2.7.1. De Afdeling overweegt dat in het algemeen aan een geldend bestemmingsplan geen blijvende rechten kunnen worden ontleend. De raad kan op grond van gewijzigde planologische inzichten en na afweging van alle betrokken belangen andere bestemmingen en voorschriften voor gronden vaststellen. Gelet op het vorenoverwogene heeft de raad bij de afweging van de betrokken belangen het belang van de uitbreiding en modernisering van het dierenopvangcentrum, dat is verouderd en niet meer voldoet aan de wettelijke normen en de behoefte, in redelijkheid zwaarder kunnen laten wegen dan het belang van [appellant] bij het behoud van de bestaande situatie.
2.8. In hetgeen [appellant] heeft aangevoerd ziet de voorzitter geen aanleiding voor het oordeel dat de raad zich niet in redelijkheid op het standpunt heeft kunnen stellen dat het plan strekt ten behoeve van een goede ruimtelijke ordening. In het aangevoerde wordt evenmin aanleiding gevonden voor het oordeel dat het bestreden besluit anderszins is voorbereid of genomen in strijd met het recht. Het beroep is ongegrond.

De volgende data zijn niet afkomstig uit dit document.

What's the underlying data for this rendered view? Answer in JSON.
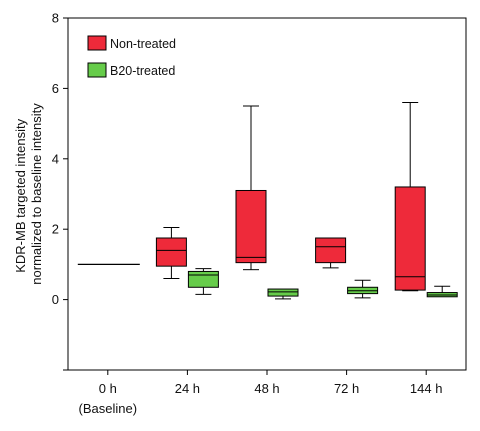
{
  "chart_data": {
    "type": "box",
    "ylabel_lines": [
      "KDR-MB targeted intensity",
      "normalized to baseline intensity"
    ],
    "ylim": [
      -2,
      8
    ],
    "yticks": [
      0,
      2,
      4,
      6,
      8
    ],
    "categories": [
      "0 h",
      "24 h",
      "48 h",
      "72 h",
      "144 h"
    ],
    "category_sublabels": [
      "(Baseline)",
      "",
      "",
      "",
      ""
    ],
    "legend": {
      "position": "top-left"
    },
    "baseline": {
      "category": "0 h",
      "value": 1.0
    },
    "series": [
      {
        "name": "Non-treated",
        "color": "#ee2a3a",
        "boxes": [
          {
            "category": "24 h",
            "whisker_low": 0.6,
            "q1": 0.95,
            "median": 1.4,
            "q3": 1.75,
            "whisker_high": 2.05
          },
          {
            "category": "48 h",
            "whisker_low": 0.85,
            "q1": 1.05,
            "median": 1.2,
            "q3": 3.1,
            "whisker_high": 5.5
          },
          {
            "category": "72 h",
            "whisker_low": 0.9,
            "q1": 1.05,
            "median": 1.5,
            "q3": 1.75,
            "whisker_high": null
          },
          {
            "category": "144 h",
            "whisker_low": 0.25,
            "q1": 0.27,
            "median": 0.65,
            "q3": 3.2,
            "whisker_high": 5.6
          }
        ]
      },
      {
        "name": "B20-treated",
        "color": "#66cc4a",
        "boxes": [
          {
            "category": "24 h",
            "whisker_low": 0.15,
            "q1": 0.35,
            "median": 0.7,
            "q3": 0.8,
            "whisker_high": 0.88
          },
          {
            "category": "48 h",
            "whisker_low": 0.02,
            "q1": 0.1,
            "median": 0.22,
            "q3": 0.3,
            "whisker_high": null
          },
          {
            "category": "72 h",
            "whisker_low": 0.05,
            "q1": 0.17,
            "median": 0.25,
            "q3": 0.35,
            "whisker_high": 0.55
          },
          {
            "category": "144 h",
            "whisker_low": null,
            "q1": 0.08,
            "median": 0.13,
            "q3": 0.2,
            "whisker_high": 0.38
          }
        ]
      }
    ]
  }
}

2.9. Gelet hierop bestaat aanleiding het verzoek om het treffen van een voorlopige voorziening af te wijzen.
2.10. Voor een proceskostenveroordeling bestaat geen aanleiding.
De voorzitter van de Afdeling bestuursrechtspraak van de Raad van State
Recht doende in naam der Koningin:
I. verklaart het beroep ongegrond;
II. wijst het verzoek af.
Aldus vastgesteld door mr. J.A. Hagen, als voorzitter, in tegenwoordigheid van mr. M.J.M. Mathot, ambtenaar van staat.